Stockholm Mathematics Centre Prizes for Excellent Doctoral Dissertation and Master Theses 2017/2018
Excellent Master Theses
Box Polynomials of Lattice Simplices
Nils Gustafsson's thesis is concerned with properties of polynomials associated with convex polytopes, in particular the so-called h*and box polynomials. The study of such polynomials is a central topic in modern combinatorics. Gustafsson uses methods from combinatorics and topology to prove that the h*-polynomials associated with a large class of polytopes have a certain desirable property, called unimodality. His result represents a substantial contribution to the subject and partially solves an established open problem. The thesis is well written and shows technical mastery and creativity.
Improved inapproximability of Max-Cut through Min-Cut
Mårten Wiman receives the prize for his impressive work on the Max-Cut approximation problem, which is among the most widely studied NP-hard problems. In his thesis Wiman improved the best known bound for the inapproximability factor for the Max-Cut problem. The ideas used by Wiman open possibilities for further improvement on the inapproximability result. Wiman’s outstanding master thesis shows a deep understanding and an exceptional maturity.

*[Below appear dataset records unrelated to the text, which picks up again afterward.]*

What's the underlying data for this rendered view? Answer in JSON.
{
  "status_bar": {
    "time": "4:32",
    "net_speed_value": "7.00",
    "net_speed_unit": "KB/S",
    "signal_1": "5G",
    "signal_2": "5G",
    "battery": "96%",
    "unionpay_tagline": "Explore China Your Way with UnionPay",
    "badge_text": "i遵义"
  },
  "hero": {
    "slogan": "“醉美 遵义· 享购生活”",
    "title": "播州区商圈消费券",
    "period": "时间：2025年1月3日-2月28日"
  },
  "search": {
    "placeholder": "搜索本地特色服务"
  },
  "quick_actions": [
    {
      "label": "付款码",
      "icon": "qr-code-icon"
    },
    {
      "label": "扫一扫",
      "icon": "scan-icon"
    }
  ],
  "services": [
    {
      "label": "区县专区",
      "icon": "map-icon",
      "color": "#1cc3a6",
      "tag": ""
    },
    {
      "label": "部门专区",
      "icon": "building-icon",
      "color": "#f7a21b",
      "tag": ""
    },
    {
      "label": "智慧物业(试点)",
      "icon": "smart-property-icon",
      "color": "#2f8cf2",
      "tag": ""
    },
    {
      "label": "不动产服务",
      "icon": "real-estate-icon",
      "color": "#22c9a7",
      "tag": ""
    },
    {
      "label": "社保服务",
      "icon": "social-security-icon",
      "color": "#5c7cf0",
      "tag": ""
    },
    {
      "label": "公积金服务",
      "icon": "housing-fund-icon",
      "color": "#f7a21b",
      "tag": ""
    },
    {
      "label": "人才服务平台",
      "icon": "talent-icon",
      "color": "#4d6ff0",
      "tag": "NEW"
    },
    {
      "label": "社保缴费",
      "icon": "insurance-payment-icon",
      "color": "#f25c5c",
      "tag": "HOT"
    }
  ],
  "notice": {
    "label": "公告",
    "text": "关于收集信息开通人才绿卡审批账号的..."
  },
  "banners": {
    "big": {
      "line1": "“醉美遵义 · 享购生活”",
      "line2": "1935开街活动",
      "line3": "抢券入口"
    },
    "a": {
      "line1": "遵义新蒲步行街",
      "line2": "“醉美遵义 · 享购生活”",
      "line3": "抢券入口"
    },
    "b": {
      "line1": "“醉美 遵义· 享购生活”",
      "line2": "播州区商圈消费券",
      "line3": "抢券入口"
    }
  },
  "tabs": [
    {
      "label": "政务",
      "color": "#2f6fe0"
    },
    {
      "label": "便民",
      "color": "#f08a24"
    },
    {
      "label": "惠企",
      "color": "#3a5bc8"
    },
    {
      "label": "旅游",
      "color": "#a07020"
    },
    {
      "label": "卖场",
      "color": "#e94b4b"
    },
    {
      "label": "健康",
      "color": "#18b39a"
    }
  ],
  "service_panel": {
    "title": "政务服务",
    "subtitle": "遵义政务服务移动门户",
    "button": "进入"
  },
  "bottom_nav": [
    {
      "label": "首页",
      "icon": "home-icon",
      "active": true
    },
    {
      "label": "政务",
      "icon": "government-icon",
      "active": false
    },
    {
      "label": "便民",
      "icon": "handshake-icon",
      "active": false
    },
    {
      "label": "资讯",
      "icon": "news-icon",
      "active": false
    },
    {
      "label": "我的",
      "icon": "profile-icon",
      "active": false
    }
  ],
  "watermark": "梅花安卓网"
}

Model Reduction of Semistable Infinite-Dimensional Control Systems
In his thesis, Ziemann builds on recent advances in model reduction for finite-dimensional stable control systems to find extensions to the infinite-dimensional and semistable settings. In doing this, Ziemann demonstrates considerable originality and an impressive command of functional-analytic and control-theoretic concepts and methods. His thesis is very clearly written and illustrates the results obtained using well-chosen examples.
Excellent Doctoral Theses
Around Power Ideals
Gleb Nenashev has in his thesis demonstrated remarkable breadth and inventiveness and he combines tools from different areas of mathematics.
Random and optimal configurations in complex function theory
Aron Wennman shows in his thesis a great depth within several different areas of analysis, in work of his own and in collaborations with other mathematicians.